Journals are especially good for writing down special events, such as things my kids have accomplished, or a memorable trip, or a visit with someone. Writing down your thoughts, experiences, hopes, memories, and frustrations can be an excellent way of breaking your writer’s block. It can be a starting point for larger pieces. A journal can be a little snapshot or a preview of a larger article. I often go back to my journal for an article idea.

A journal will also be a treasure for a great-grandchild to read someday. Or they may be confused if they read my journals, I don’t know.

Here’s an excerpt from 3 October 1996 when I was still in college studying art: “I’m really looking forward to graduation. Only 7 more months then I’ll be able to do what I want to do…” And this one from 10 April 1997: “I’m going to name my next cat Gunther.” But also I wrote on 27 October 1997: “Two weeks ago we went to Abilene, KS for Seth’s grandpa’s 80th birthday. It was a surprise party. It was very fun. He was definitely surprised! It was also neat to meet some of Seth’s family that I hadn’t met yet…”

So I’ve written about my thoughts for the future, ideas about cat-naming, and about a special event related to an ancestor. These items are fun for me to read and will be even more fun for my descendants.

I don’t know about you, but it seems that my ancestors never wrote anything down. I don’t even have a letter, a Bible record or a grocery list from one of my ancestors. Oh how I wish just one person had kept a journal! I long to read about their thoughts, ideas, hopes for the future, what their kids were doing, their struggles in parenthood, in life.

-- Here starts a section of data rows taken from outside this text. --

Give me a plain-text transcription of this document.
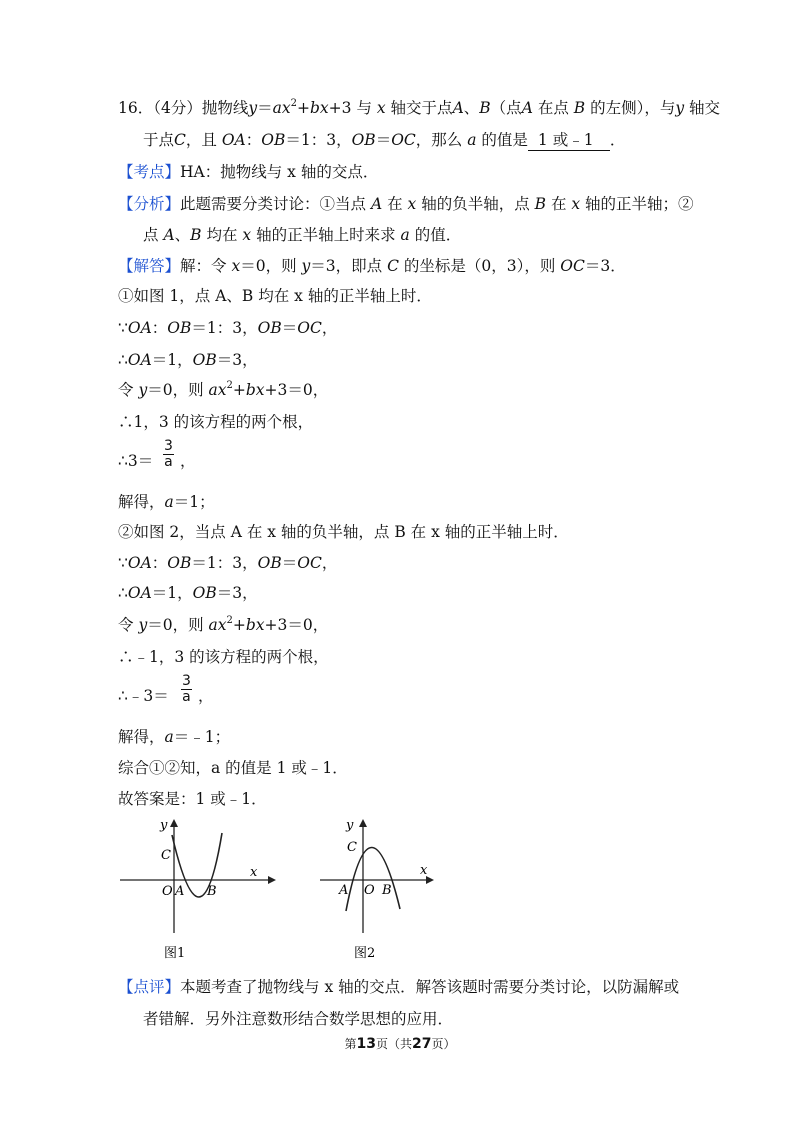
16．（4分）抛物线$y=ax^2+bx+3$ 与 x 轴交于点A、B（点A 在点 B 的左侧），与y 轴交
于点C，且 OA：OB＝1：3，OB＝OC，那么 a 的值是 1 或﹣1 ．
【考点】HA：抛物线与 x 轴的交点．
【分析】此题需要分类讨论：①当点 A 在 x 轴的负半轴，点 B 在 x 轴的正半轴；②
点 A、B 均在 x 轴的正半轴上时来求 a 的值．
【解答】解：令 x＝0，则 y＝3，即点 C 的坐标是（0，3），则 OC＝3．
①如图 1，点 A、B 均在 x 轴的正半轴上时．
∵OA：OB＝1：3，OB＝OC，
∴OA＝1，OB＝3，
令 y＝0，则 $ax^2+bx+3=0$，
∴1，3 的该方程的两个根，
∴3＝ $\frac{3}{a}$ ，
解得，a＝1；
②如图 2，当点 A 在 x 轴的负半轴，点 B 在 x 轴的正半轴上时．
∵OA：OB＝1：3，OB＝OC，
∴OA＝1，OB＝3，
令 y＝0，则 $ax^2+bx+3=0$，
∴﹣1，3 的该方程的两个根，
∴﹣3＝ $\frac{3}{a}$ ，
解得，a＝﹣1；
综合①②知，a 的值是 1 或﹣1．
故答案是：1 或﹣1．
y
x
C
O A B
图1
y
x
C
A O B
图2
【点评】本题考查了抛物线与 x 轴的交点．解答该题时需要分类讨论，以防漏解或
者错解．另外注意数形结合数学思想的应用．
第13页（共27页）
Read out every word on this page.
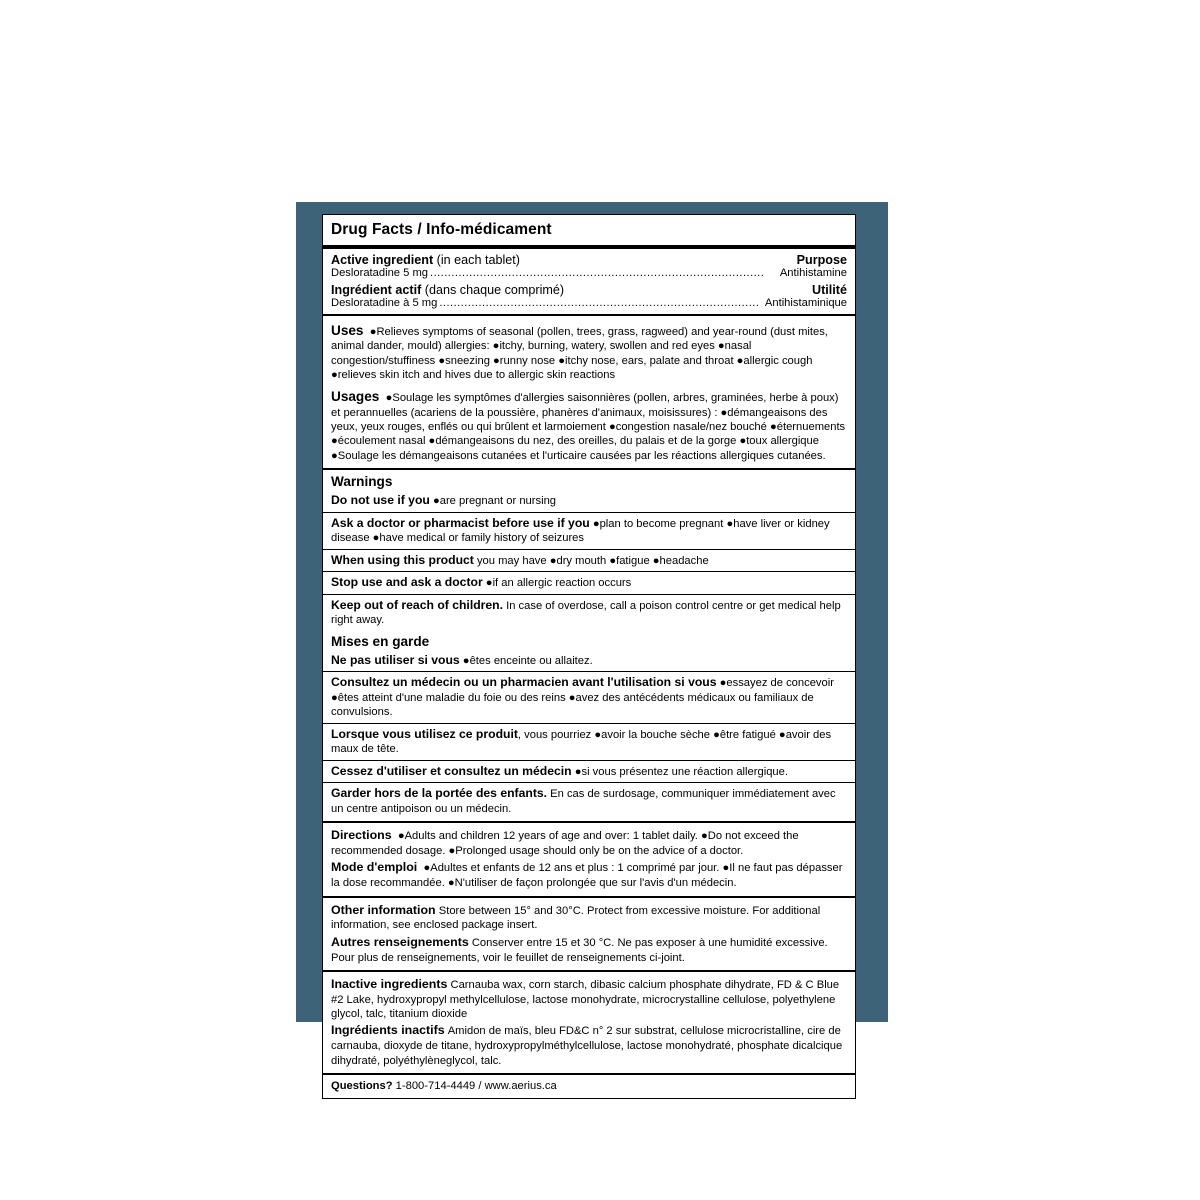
Drug Facts / Info-médicament
Active ingredient (in each tablet)	Purpose
Desloratadine 5 mg ..............................................................................................	Antihistamine
Ingrédient actif (dans chaque comprimé)	Utilité
Desloratadine à 5 mg .......................................................................................... Antihistaminique
Uses ●Relieves symptoms of seasonal (pollen, trees, grass, ragweed) and year-round (dust mites, animal dander, mould) allergies: ●itchy, burning, watery, swollen and red eyes ●nasal congestion/stuffiness ●sneezing ●runny nose ●itchy nose, ears, palate and throat ●allergic cough ●relieves skin itch and hives due to allergic skin reactions
Usages ●Soulage les symptômes d'allergies saisonnières (pollen, arbres, graminées, herbe à poux) et perannuelles (acariens de la poussière, phanères d'animaux, moisissures) : ●démangeaisons des yeux, yeux rouges, enflés ou qui brûlent et larmoiement ●congestion nasale/nez bouché ●éternuements ●écoulement nasal ●démangeaisons du nez, des oreilles, du palais et de la gorge ●toux allergique ●Soulage les démangeaisons cutanées et l'urticaire causées par les réactions allergiques cutanées.
Warnings
Do not use if you ●are pregnant or nursing
Ask a doctor or pharmacist before use if you ●plan to become pregnant ●have liver or kidney disease ●have medical or family history of seizures
When using this product you may have ●dry mouth ●fatigue ●headache
Stop use and ask a doctor ●if an allergic reaction occurs
Keep out of reach of children. In case of overdose, call a poison control centre or get medical help right away.
Mises en garde
Ne pas utiliser si vous ●êtes enceinte ou allaitez.
Consultez un médecin ou un pharmacien avant l'utilisation si vous ●essayez de concevoir ●êtes atteint d'une maladie du foie ou des reins ●avez des antécédents médicaux ou familiaux de convulsions.
Lorsque vous utilisez ce produit, vous pourriez ●avoir la bouche sèche ●être fatigué ●avoir des maux de tête.
Cessez d'utiliser et consultez un médecin ●si vous présentez une réaction allergique.
Garder hors de la portée des enfants. En cas de surdosage, communiquer immédiatement avec un centre antipoison ou un médecin.
Directions ●Adults and children 12 years of age and over: 1 tablet daily. ●Do not exceed the recommended dosage. ●Prolonged usage should only be on the advice of a doctor.
Mode d'emploi ●Adultes et enfants de 12 ans et plus : 1 comprimé par jour. ●Il ne faut pas dépasser la dose recommandée. ●N'utiliser de façon prolongée que sur l'avis d'un médecin.
Other information Store between 15° and 30°C. Protect from excessive moisture. For additional information, see enclosed package insert.
Autres renseignements Conserver entre 15 et 30 °C. Ne pas exposer à une humidité excessive. Pour plus de renseignements, voir le feuillet de renseignements ci-joint.
Inactive ingredients Carnauba wax, corn starch, dibasic calcium phosphate dihydrate, FD & C Blue #2 Lake, hydroxypropyl methylcellulose, lactose monohydrate, microcrystalline cellulose, polyethylene glycol, talc, titanium dioxide
Ingrédients inactifs Amidon de maïs, bleu FD&C n° 2 sur substrat, cellulose microcristalline, cire de carnauba, dioxyde de titane, hydroxypropylméthylcellulose, lactose monohydraté, phosphate dicalcique dihydraté, polyéthylèneglycol, talc.
Questions? 1-800-714-4449 / www.aerius.ca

I would love to be swept away with visions of pioneer life of my ancestors, of the hazards of working on a farm, of falling in love and getting married.

It is one thing to learn about our ancestors, find the names and dates and fill in a chart. We can even flesh out some of their lives and personalities through extensive research, but we won’t ever know what they were really thinking and living if we don’t have any written accounts of their own... Thoughts and ideas right from their own heads and left on paper for the rest of us to find and read.

I have talked to my kids about keeping journals of their own. Even 7-year-old Ethan writes in one once in a while! They are still young. Ethan only learned to read and write last year. However, I’m planting the seeds in their mind that a journal is a good idea and therefore might be something they do in their future.

I think it is probably too late for me to find any journals or letters from my ancestors. I have asked just about every living relative I know if they know of any and the answer is always “no.” However, I can leave a journal for my kids and grandchildren and great-grandchildren to puzzle over after I’ve left this earth. More importantly are the benefits I gain from journaling right now while I’m still alive: mental health and writing ideas.